A flat-rate pension – reasons to be cautious
There are powerful arguments in favour of a simpler flat-rate pension of the kind outlined by Iain Duncan Smith today.
The strongest argument is that it would mean the majority of the population would get a pension from the state that would take them above current means-testing levels. In addition, few people understand the state second pension or have much idea whether they will get one or how big it will be. Rolling it into the basic state pension is therefore an attractive option.
The idea therefore has support scross the political spectrum, particularly among pensions insiders.
But it is far too soon to pass judgement on whether this government’s proposals will be progressive. A flat-rate pension carries a hefty bill. The question is who is going to pay for it. Who will win? Who will lose? We do not know the answers to these questions yet. Simplification is always a good thing in principle, but in practice is almost always much controversial.
It helps to know a little about the history of the state second pension if you want to understand the thinking behind the flat-rate pension.
While there was a small second pension before, today’s second pension really dates back to Barbara Castle in the 1960s. This was when occupational pensions reached their high watermark in the UK. The majority of workers (at least men) were members of good defined benefit occupational schemes.
But even then not everyone had access to a workplace pension. There was therefore a degree of consensus that the state should step in and supply a contributory state earnings related pension (SERPS) for those not building up an occupational pension. The model was that the state should provide a foundation and on top of that either your employer or SERPS added to that to provide a replacement income when you retired that gave you a standard of living related to that you had when you were working.

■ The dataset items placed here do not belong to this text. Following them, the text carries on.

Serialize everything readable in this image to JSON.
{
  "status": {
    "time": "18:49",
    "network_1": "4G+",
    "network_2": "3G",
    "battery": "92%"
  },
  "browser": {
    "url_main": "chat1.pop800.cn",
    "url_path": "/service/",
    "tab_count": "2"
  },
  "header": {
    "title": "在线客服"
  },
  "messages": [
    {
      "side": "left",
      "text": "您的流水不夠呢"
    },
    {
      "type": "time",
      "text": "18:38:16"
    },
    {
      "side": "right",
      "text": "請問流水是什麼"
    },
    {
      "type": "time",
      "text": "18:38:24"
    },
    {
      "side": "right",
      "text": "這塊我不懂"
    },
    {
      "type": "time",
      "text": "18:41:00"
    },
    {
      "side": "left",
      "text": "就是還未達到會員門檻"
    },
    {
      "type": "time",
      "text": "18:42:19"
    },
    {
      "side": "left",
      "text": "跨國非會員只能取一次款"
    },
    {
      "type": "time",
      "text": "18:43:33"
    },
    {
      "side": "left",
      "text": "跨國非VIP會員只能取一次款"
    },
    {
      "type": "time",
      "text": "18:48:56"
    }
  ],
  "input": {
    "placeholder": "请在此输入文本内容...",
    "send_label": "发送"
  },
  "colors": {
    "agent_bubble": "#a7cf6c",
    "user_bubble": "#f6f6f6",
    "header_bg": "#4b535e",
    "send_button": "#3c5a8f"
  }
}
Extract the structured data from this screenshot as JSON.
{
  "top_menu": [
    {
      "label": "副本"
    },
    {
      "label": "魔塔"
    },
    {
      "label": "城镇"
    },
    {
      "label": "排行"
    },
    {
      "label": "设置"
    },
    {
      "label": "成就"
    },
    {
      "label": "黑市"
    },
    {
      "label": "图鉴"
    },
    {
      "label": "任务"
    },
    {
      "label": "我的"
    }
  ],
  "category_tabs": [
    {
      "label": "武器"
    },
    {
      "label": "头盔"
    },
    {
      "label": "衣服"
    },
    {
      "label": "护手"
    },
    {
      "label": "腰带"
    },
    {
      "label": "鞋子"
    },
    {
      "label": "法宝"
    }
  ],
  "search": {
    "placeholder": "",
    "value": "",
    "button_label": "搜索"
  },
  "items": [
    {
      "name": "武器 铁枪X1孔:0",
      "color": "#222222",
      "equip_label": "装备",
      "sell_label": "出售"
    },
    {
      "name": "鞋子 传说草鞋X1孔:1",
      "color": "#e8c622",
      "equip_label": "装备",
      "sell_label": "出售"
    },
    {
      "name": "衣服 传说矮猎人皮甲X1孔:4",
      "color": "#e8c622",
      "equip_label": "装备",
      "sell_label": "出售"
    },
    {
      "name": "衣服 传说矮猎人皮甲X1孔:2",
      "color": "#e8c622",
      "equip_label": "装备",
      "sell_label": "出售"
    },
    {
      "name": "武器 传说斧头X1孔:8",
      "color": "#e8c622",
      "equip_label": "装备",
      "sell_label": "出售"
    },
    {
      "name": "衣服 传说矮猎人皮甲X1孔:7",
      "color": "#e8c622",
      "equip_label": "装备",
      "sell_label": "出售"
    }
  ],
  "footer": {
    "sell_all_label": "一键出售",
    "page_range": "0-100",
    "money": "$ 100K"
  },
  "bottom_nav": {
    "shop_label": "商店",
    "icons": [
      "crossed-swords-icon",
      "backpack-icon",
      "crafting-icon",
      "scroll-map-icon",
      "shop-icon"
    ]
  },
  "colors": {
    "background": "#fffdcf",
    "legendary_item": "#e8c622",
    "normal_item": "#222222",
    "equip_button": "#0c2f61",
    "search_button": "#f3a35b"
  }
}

Decent occupational schemes were allowed to contract out of SERPS. This meant their members were not eligible for SERPS, but in return both employer and employee paid lower National Insurance contributions.
But SERPS has been hacked about since then. The Conservatives in the 1980s not only ended the link to earnings for the basic state pension they also halved the value of SERPS.
Labour decided that it wanted to target the low paid and therefore decided to end SERPS in favour of a state second pension (S2P) that would be eventually flat rate by about 2050- at around £153 a week in today’s money.
A flat rate pension would bring forward this date significantly forward and extend it to people who had contracted out of the state second pension. Those who had build up significant earnings related SERPS pensions that took them above this would lose.
One way of finding the extra funds would be to end contracting out. This would mean everyone in an occupational pension would in effect pay more for their pension as they would lose the National Insurance reduction they currently enjoy. While there are declining numbers of private sector workers in contracted out DB pensions, this would affect all public sector workers as they are contracted out. This would be another blow on top of all the other changes being made to public sector pensions.
But even this still leaves a gap. Probably the best work on this is the research carried out by the Pensions Policy Institute (pdf) for the National Association of Pension Funds.
This suggests that a flat rate pension based on Labour’s slightly more ambitious target of £153 a week would cost £25 billion if introduced in 2017. This would take the cost of the state pension and related benefits from 5.5 per cent of GDP to 7 per cent.
While even with this there would be winners and losers, it is hard to believe this Chancellor is planning such a big increase in the cost of pensions. The question therefore is how will this be paid for.
The pensions gossip has been that the Treasury has been blocking a Green Paper originally planned for the run-up to Christmas, but it looks as if they have dropped their objections. Perhaps they have suddenly found a new pot of money by following the pigs flying over Downing Street. It’s more likely that the DWP have had to offer up sacrifices elsewhere.
This is a move that it would be good to be able to cheer. I’m sure pensions minister Steve Webb has the best intentions on this, as someone with a good track record of supporting progressive state pension reform.
But I’m staying cautious until I can read the small print.
(And incidentally I have deliberately not cited encouraging pensions savings by minimising the risk of losing benefits through means testing as a key benefit. It is true that it would end the pays-to-save problem for most people, but I think many on the right exaggerate its deterrent effects. They desperately want to believe in a world where people act in an economically rational way guided by market signals. But even a cursory understanding of how real people behave shows that this model doesn’t fit the real world – that’s why we need behavioural economics.)